Idaho Gov. Brad Little signed into law a bill that criminalizes the public exposure of breasts.
BOISE, ID – House Bill 270 updates Idaho’s indecent exposure law, which already bans public exposure of genitals, to include female breasts, male breasts altered to look like female breasts, artificial breasts and toys or products that resemble genitals.
Breastfeeding is exempt.
The bill takes effect immediately — through an emergency clause. Little signed the bill Wednesday, according to the governor’s office legislation tracker.
Supporters say the bill will protect decency and modernize Idaho’s indecent exposure law. Opponents say it could unduly punish transgender Idahoans and males experiencing hormonal conditions that enlarge breasts.
The Republican-supermajority controlled Legislature widely passed the bill, with support from 87 Republican state lawmakers and opposition from 14 Democratic state lawmakers.
The bill was cosponsored by Rep. Jeff Cornilles, R-Nampa, and Sens. Brian Lenney, R-Nampa, and Ben Toews, R-Coeur d’Alene.
Debating the bill in the Senate this week, Lenney said the bill deals with a real problem of people exposing themselves.
“I’ve heard arguments … on this bill that said this somehow sexualizes breasts. I don’t think we need a bill to do that,” he said. “I think that’s been happening since the Garden of Eden, and it’s going to continue to happen forever.”
Idaho Senate Minority Leader Melissa Wintrow, D-Boise, argued the bill violates the First Amendment by criminalizing expression that “we don’t like.”
And she said the bill would allow people to call police over dangling faux scrotums hung on truck hitches, commonly called truck nuts.
“They’re gross, they’re offensive, and kids on the road see them. So why wouldn’t the police get a call and say, ‘That offends me, pull it off the truck?’” Wintrow said. “Because now this bill will allow it. And I talked to police and they said, ‘Indeed it would.’

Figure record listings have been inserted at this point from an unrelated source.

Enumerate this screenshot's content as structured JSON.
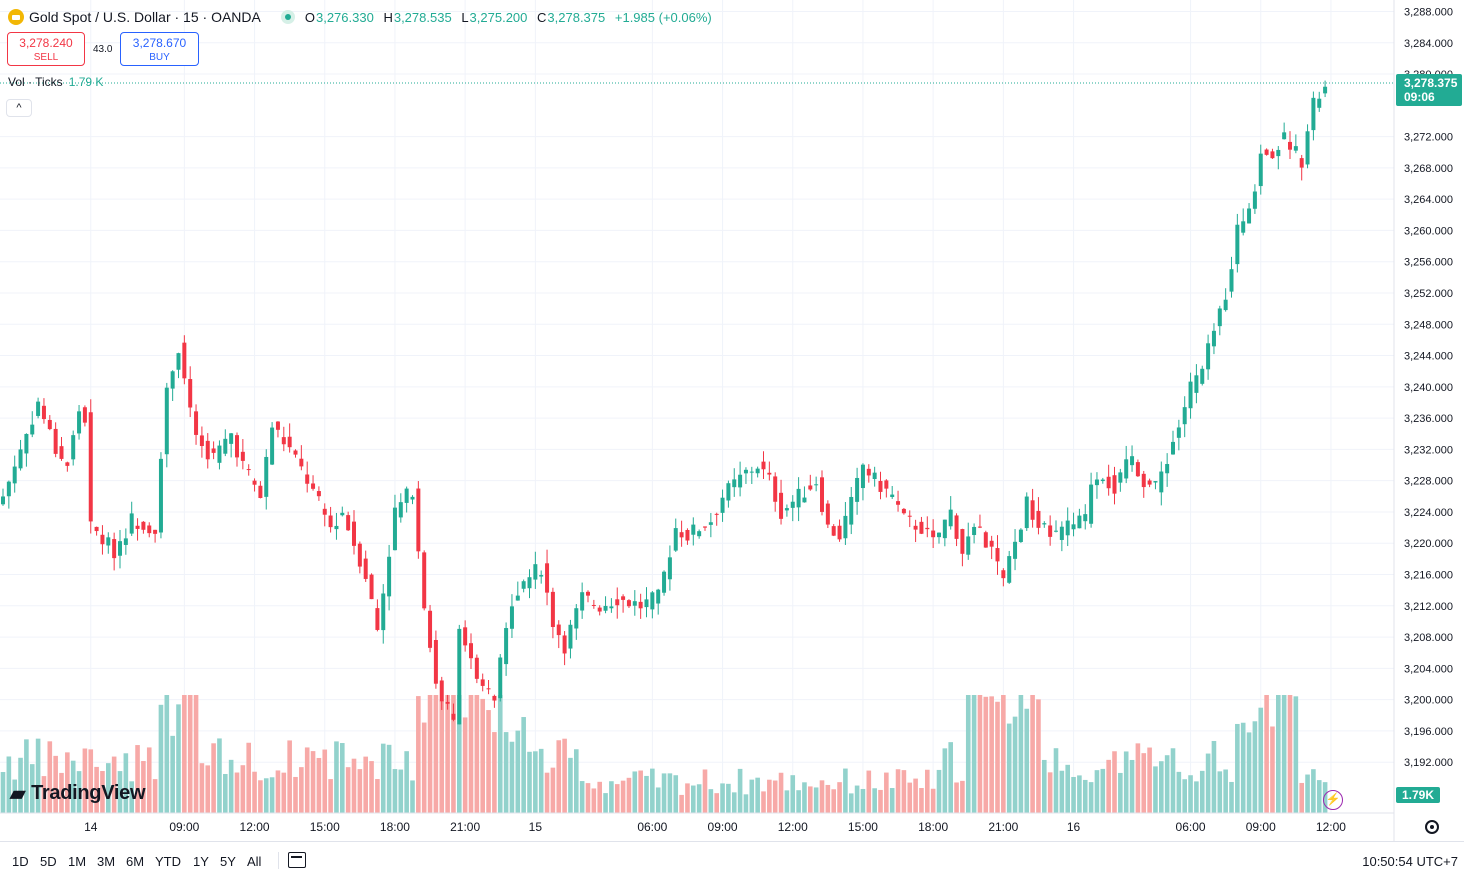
{
  "header": {
    "symbol_title": "Gold Spot / U.S. Dollar · 15 · OANDA",
    "ohlc": {
      "o_label": "O",
      "o": "3,276.330",
      "h_label": "H",
      "h": "3,278.535",
      "l_label": "L",
      "l": "3,275.200",
      "c_label": "C",
      "c": "3,278.375",
      "change": "+1.985 (+0.06%)"
    },
    "sell": {
      "price": "3,278.240",
      "label": "SELL"
    },
    "buy": {
      "price": "3,278.670",
      "label": "BUY"
    },
    "spread": "43.0",
    "volume_legend": {
      "label": "Vol · Ticks",
      "value": "1.79 K"
    }
  },
  "price_axis": {
    "current_price": "3,278.375",
    "countdown": "09:06",
    "volume_tag": "1.79K"
  },
  "bottom_bar": {
    "ranges": [
      "1D",
      "5D",
      "1M",
      "3M",
      "6M",
      "YTD",
      "1Y",
      "5Y",
      "All"
    ],
    "clock": "10:50:54 UTC+7"
  },
  "branding": {
    "logo_text": "TradingView"
  },
  "colors": {
    "up": "#22ab94",
    "down": "#f23645",
    "up_vol": "#92d2cc",
    "down_vol": "#f7a9a7",
    "grid": "#f0f3fa"
  },
  "icons": [
    "gold-symbol-icon",
    "market-status-icon",
    "collapse-chevron-icon",
    "tradingview-logo-icon",
    "calendar-icon",
    "lightning-icon",
    "gear-icon"
  ],
  "chart_data": {
    "type": "candlestick",
    "title": "Gold Spot / U.S. Dollar · 15 · OANDA",
    "ylim": [
      3186,
      3289
    ],
    "y_ticks": [
      3288,
      3284,
      3280,
      3272,
      3268,
      3264,
      3260,
      3256,
      3252,
      3248,
      3244,
      3240,
      3236,
      3232,
      3228,
      3224,
      3220,
      3216,
      3212,
      3208,
      3204,
      3200,
      3196,
      3192
    ],
    "x_ticks": [
      "14",
      "09:00",
      "12:00",
      "15:00",
      "18:00",
      "21:00",
      "15",
      "06:00",
      "09:00",
      "12:00",
      "15:00",
      "18:00",
      "21:00",
      "16",
      "06:00",
      "09:00",
      "12:00"
    ],
    "anchors": [
      [
        0,
        3226
      ],
      [
        4,
        3234
      ],
      [
        6,
        3238
      ],
      [
        9,
        3232
      ],
      [
        11,
        3230
      ],
      [
        13,
        3237
      ],
      [
        14,
        3236
      ],
      [
        15,
        3222
      ],
      [
        19,
        3219
      ],
      [
        22,
        3223
      ],
      [
        26,
        3222
      ],
      [
        28,
        3240
      ],
      [
        30,
        3245
      ],
      [
        33,
        3233
      ],
      [
        36,
        3231
      ],
      [
        39,
        3234
      ],
      [
        41,
        3230
      ],
      [
        44,
        3226
      ],
      [
        46,
        3235
      ],
      [
        49,
        3232
      ],
      [
        52,
        3228
      ],
      [
        56,
        3222
      ],
      [
        58,
        3224
      ],
      [
        62,
        3216
      ],
      [
        64,
        3209
      ],
      [
        67,
        3224
      ],
      [
        70,
        3227
      ],
      [
        72,
        3212
      ],
      [
        74,
        3202
      ],
      [
        77,
        3197
      ],
      [
        78,
        3210
      ],
      [
        81,
        3202
      ],
      [
        84,
        3200
      ],
      [
        87,
        3213
      ],
      [
        89,
        3215
      ],
      [
        92,
        3217
      ],
      [
        94,
        3210
      ],
      [
        96,
        3207
      ],
      [
        99,
        3213
      ],
      [
        102,
        3212
      ],
      [
        105,
        3213
      ],
      [
        109,
        3212
      ],
      [
        112,
        3213
      ],
      [
        115,
        3222
      ],
      [
        117,
        3221
      ],
      [
        121,
        3223
      ],
      [
        123,
        3226
      ],
      [
        127,
        3229
      ],
      [
        129,
        3230
      ],
      [
        131,
        3228
      ],
      [
        133,
        3224
      ],
      [
        136,
        3226
      ],
      [
        139,
        3228
      ],
      [
        141,
        3222
      ],
      [
        143,
        3221
      ],
      [
        145,
        3225
      ],
      [
        147,
        3230
      ],
      [
        149,
        3228
      ],
      [
        152,
        3226
      ],
      [
        154,
        3223
      ],
      [
        157,
        3222
      ],
      [
        159,
        3220
      ],
      [
        162,
        3224
      ],
      [
        164,
        3219
      ],
      [
        166,
        3222
      ],
      [
        169,
        3219
      ],
      [
        171,
        3215
      ],
      [
        173,
        3220
      ],
      [
        175,
        3225
      ],
      [
        177,
        3222
      ],
      [
        180,
        3221
      ],
      [
        182,
        3222
      ],
      [
        185,
        3223
      ],
      [
        186,
        3228
      ],
      [
        188,
        3229
      ],
      [
        190,
        3227
      ],
      [
        193,
        3231
      ],
      [
        195,
        3228
      ],
      [
        197,
        3227
      ],
      [
        199,
        3231
      ],
      [
        201,
        3235
      ],
      [
        203,
        3240
      ],
      [
        205,
        3242
      ],
      [
        207,
        3247
      ],
      [
        209,
        3252
      ],
      [
        211,
        3260
      ],
      [
        213,
        3262
      ],
      [
        215,
        3270
      ],
      [
        217,
        3270
      ],
      [
        219,
        3272
      ],
      [
        222,
        3269
      ],
      [
        224,
        3276
      ],
      [
        226,
        3278.375
      ]
    ]
  }
}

Nampa City Councilmember Sebastian Griffin helped craft the bill, telling lawmakers that the bill stemmed from him seeing a topless woman at an event at Lakeview Park in Nampa, where Canyon County Pride was held. He testified a police officer he approached at the time said the person wasn’t engaging in illegal behavior.
That’s because it is not illegal for a man with breast enhancements to walk around topless, the officer said, according to Griffin.
A first violation of Idaho’s indecent exposure law is a misdemeanor crime. A second offense within five years is a felony.